Wisconsin State Governor Scott Walker
Wisconsin State Governor Scott Walker signs the ceremonial bill, following an elimination of almost all collective bargaining for most public workers by the Republican controlled House and Senate, at the state Capitol in Madison, Wisconsin March 11, 2011. REUTERS

The most expensive election in Wisconsin's history will culminate tomorrow with voters deciding whether to reject or embrace Republican Gov. Scott Walker's drive to invigorate the state's economy by undercutting public unions.

Propelled into office during the Republican-wave election of 2010, Walker threw his weight behind a deeply divisive bill that severely weakened collective bargaining rights for most public unions. Raucous protesters surged into the statehouse in Madison, and a group of Democratic senators fled the state in an effort to prevent a vote, but Republican senators pushed the legislation through with a controversial procedural maneuver.

Walker claimed the bill's passage as a key victory, but the political fallout could cost him his job. Recall elections last summer claimed two Republican state senators and narrowed the party's Senate majority, and Walker's opponents subsequently gathered more than twice the number of signatures necessary to force an election to recall the governor.

The election looks likely to be a close one, with a poll released Monday giving Walker a narrow three-point edge. Members of both parties are treating the contest as a gauge of public support for the deficit-focused Republican party's drive to make limiting union power an essential element of holding down costs.

This recall will be taken as a proxy for the bigger controversy over the role of public employee unions, said Kenneth Mayer, a political science professor at the University of Wisconsin. If Walker is not recalled, then it will be an encouragement to other groups and other governors who see restraining the power of public employees unions as essential to the long-term fiscal health of states, and if Walker is recalled then that will be read by unions and their supporters -- particularly public employee unions, which are the only significant area of union growth -- as a sign that the unions still retain significant political clout.

An unprecedented avalanche of money -- much of it from outside of the state -- has underscored how the Wisconsin recall has become a national priority. Both parties have deployed top surrogates to campaign: governors Chris Christie of New Jersey and Bobby Jindal of Louisiana on the Republican side, and former President Bill Clinton in support of Barrett.

These are national interests with a national agenda, and they see Wisconsin as a domino that could knock over a lot of other dominoes and they want to make sure Wisconsin falls in a way that favors them, said Mike McCabe, executive director of the watchdog organization the Wisconsin Democracy Campaign. Our state's kind of a pawn on a national chessboard, and that's something we're not accustomed to here.
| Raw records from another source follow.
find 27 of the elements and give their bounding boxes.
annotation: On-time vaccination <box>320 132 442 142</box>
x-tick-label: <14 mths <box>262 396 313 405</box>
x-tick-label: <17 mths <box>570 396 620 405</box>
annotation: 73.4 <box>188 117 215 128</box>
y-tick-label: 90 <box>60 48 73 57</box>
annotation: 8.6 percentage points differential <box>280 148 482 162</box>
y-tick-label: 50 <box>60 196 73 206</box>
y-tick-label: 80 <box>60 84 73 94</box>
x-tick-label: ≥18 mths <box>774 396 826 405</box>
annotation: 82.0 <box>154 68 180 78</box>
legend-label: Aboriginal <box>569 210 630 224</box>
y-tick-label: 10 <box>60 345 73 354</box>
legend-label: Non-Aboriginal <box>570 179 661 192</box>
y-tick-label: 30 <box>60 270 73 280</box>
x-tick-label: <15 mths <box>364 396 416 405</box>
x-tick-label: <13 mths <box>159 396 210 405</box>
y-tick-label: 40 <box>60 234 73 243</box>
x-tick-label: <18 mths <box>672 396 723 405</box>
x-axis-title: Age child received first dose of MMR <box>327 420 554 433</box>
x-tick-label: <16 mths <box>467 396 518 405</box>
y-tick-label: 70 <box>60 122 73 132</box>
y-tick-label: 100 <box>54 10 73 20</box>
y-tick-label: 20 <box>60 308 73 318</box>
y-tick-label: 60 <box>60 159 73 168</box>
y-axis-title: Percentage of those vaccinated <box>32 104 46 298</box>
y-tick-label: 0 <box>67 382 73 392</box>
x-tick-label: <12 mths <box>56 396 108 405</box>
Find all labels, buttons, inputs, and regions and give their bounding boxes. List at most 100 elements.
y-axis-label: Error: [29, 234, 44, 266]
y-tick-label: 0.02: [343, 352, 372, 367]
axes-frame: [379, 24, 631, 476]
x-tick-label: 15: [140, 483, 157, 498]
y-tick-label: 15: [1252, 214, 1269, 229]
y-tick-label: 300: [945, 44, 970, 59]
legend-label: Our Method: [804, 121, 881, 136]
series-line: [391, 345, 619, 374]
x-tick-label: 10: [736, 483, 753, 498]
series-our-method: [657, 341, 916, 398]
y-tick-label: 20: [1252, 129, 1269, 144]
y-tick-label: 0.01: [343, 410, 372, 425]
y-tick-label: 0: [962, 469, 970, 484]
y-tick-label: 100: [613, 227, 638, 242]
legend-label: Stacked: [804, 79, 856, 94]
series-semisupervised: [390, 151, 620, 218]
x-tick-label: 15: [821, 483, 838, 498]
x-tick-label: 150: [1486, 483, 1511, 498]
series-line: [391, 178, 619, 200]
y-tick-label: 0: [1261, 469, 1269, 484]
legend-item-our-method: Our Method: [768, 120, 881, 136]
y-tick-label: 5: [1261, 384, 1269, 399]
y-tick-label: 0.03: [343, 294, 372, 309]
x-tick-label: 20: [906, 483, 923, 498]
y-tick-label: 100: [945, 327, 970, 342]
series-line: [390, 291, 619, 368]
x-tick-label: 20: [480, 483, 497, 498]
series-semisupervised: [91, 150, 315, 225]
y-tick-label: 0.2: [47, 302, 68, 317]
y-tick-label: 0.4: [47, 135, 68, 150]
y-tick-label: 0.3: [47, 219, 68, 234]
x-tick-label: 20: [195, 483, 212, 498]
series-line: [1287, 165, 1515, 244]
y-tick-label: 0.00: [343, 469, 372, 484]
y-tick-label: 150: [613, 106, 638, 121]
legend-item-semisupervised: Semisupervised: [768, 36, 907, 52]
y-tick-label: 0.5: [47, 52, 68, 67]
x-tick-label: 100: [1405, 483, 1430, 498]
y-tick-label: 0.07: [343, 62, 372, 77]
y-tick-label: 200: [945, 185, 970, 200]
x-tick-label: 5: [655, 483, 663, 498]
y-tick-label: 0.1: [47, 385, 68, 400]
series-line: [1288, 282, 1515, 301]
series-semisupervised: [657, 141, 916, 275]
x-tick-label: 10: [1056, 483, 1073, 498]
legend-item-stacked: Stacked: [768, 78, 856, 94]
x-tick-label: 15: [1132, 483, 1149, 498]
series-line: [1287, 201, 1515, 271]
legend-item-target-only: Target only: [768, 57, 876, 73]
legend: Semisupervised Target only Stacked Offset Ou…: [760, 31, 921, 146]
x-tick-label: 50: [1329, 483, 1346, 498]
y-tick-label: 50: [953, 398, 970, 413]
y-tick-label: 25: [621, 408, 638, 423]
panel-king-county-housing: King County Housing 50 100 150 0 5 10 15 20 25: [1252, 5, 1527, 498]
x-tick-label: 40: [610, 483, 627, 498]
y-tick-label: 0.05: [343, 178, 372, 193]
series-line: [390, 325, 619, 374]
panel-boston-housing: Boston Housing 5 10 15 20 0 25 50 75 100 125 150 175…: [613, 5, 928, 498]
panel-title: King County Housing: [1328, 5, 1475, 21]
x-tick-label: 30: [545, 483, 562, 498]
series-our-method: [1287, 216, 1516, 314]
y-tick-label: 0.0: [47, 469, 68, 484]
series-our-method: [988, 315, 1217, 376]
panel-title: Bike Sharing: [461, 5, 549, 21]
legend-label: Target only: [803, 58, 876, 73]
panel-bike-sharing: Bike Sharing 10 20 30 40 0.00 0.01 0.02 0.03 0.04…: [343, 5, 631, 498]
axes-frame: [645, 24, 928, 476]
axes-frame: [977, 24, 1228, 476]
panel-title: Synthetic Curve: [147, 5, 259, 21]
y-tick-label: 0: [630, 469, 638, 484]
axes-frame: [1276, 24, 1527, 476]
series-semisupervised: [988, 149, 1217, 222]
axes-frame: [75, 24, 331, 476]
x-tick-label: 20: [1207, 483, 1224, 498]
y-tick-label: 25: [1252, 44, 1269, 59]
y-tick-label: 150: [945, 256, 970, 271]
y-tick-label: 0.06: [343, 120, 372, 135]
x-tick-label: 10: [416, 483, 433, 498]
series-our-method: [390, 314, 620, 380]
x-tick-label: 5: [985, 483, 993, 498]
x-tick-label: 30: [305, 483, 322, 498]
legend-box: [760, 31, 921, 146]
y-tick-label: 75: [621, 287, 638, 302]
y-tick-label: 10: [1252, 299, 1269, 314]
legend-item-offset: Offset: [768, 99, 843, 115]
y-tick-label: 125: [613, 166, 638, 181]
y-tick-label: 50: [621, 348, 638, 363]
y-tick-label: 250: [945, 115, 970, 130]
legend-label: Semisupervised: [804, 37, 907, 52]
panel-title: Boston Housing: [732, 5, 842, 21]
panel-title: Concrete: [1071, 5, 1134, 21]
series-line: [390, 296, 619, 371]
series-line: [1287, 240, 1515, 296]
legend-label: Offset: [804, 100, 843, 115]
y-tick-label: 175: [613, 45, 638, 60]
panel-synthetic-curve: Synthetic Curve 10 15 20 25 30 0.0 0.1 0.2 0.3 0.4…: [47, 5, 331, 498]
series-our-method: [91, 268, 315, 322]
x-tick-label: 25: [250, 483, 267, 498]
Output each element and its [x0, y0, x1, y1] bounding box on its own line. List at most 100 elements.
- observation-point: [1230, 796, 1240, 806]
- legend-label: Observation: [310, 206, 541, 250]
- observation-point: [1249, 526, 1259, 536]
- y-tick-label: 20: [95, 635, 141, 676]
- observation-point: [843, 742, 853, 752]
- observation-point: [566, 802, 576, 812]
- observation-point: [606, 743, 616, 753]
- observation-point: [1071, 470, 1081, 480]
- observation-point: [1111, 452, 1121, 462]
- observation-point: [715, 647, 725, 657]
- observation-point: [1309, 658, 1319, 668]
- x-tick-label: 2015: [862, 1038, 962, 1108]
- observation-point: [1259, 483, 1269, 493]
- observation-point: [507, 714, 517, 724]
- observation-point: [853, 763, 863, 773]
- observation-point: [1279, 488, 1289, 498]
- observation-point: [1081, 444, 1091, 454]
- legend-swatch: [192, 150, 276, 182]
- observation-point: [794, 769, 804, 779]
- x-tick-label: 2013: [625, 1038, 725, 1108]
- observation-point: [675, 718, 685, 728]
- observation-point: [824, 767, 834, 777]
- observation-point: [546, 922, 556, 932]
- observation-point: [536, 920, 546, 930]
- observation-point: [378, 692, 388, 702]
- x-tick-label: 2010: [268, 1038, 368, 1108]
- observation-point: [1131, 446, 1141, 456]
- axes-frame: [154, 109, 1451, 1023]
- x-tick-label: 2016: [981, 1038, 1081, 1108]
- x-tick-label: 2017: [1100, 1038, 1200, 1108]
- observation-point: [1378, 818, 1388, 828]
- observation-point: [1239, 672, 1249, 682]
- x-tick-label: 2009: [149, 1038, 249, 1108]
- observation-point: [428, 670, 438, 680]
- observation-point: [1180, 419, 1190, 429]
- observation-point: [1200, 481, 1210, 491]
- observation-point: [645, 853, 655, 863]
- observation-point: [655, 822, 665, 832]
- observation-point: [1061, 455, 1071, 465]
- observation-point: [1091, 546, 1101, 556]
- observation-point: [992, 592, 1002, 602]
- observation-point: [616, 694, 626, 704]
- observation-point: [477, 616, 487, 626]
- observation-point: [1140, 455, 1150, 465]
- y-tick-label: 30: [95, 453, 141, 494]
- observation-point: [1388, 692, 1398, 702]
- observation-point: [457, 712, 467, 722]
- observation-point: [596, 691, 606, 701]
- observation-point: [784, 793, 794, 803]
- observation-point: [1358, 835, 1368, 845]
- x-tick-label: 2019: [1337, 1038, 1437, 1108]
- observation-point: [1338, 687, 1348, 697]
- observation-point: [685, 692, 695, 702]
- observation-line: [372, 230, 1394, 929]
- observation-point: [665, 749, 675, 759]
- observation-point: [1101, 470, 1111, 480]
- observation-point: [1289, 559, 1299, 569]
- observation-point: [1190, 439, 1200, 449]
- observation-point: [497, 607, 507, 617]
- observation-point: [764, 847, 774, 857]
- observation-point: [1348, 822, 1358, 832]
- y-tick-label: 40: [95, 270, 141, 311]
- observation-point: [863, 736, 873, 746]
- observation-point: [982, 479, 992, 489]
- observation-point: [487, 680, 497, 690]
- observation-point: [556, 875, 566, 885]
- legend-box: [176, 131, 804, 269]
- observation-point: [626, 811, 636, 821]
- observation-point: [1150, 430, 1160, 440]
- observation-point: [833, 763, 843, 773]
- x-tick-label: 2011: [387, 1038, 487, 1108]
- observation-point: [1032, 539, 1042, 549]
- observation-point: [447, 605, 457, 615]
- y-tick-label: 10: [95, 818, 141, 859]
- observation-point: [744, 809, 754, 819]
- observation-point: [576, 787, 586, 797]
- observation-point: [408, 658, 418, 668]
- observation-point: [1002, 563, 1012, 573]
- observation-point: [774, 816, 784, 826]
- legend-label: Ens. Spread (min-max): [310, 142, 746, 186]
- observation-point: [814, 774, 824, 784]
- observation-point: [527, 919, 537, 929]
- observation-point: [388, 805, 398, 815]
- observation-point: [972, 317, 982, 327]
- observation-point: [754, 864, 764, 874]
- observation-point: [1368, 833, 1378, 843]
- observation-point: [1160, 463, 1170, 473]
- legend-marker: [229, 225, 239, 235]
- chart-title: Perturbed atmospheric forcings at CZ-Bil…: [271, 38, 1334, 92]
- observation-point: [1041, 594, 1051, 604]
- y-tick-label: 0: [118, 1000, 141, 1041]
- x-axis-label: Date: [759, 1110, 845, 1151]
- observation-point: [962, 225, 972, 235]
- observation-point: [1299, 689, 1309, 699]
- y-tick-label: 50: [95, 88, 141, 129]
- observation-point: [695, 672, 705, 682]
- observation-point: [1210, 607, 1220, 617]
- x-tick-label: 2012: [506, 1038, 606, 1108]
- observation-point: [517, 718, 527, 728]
The Wisconsin Senate recall elections of last summer offered a preview of the challenge to Walker, attracting an unprecedented $43.9 million across races targeting six Republicans and three Democrats.

The Walker recall has shattered that record. Individuals, outside groups and party organizations have poured more than $60 million into the race since November of 2011, underscoring the importance of an election that has garnered national scrutiny.

Walker has vastly outspent his opponent, Milwaukee Mayor Tom Barrett, pulling in over $30 million in direct contributions and spending about $29 million compared to Barrett's approximately $2.9 million. While Barrett pulled in about $3.1 million between April 24 and May 1, an astonishing number for such a short period, Walker has had the twin advantages of more time (Barrett won the Democratic primary in May) and a Wisconsin law allowing elected officials facing recalls to raise unlimited funds for a certain period.

That spurred an influx of huge donations from prominent Republican backers like Nevada casino magnate Sheldon Adelson and Texas home builder Bob Perry. Of the $13.2 million Walker has pulled in since the start of 2012, nearly two-thirds has come from out-of-state donors.

A little over a quarter of Barrett's donors are located outside Wisconsin, although unions have flexed their muscle in the effort to unseat him: Wisconsin for Falk, a group supporting Barrett's Democratic primary challenger and former Dane County Executive Kathleen Falk, pulled in $4.5 million almost entirely from unions, with about a third of the total coming from out of state.

And then there are the third-party organizations. The Wisconsin Democracy Campaign estimates that entities not contributing directly to a candidate -- political action committees and counterparts to Super PACs called 1.91 groups -- have deployed about $23 million. Less easy to track are organizations that skirt disclosure requirements by running issue ads that do not explicitly back a candidate: the Wisconsin Democracy Campaign pegs their spending at about $8.4 million.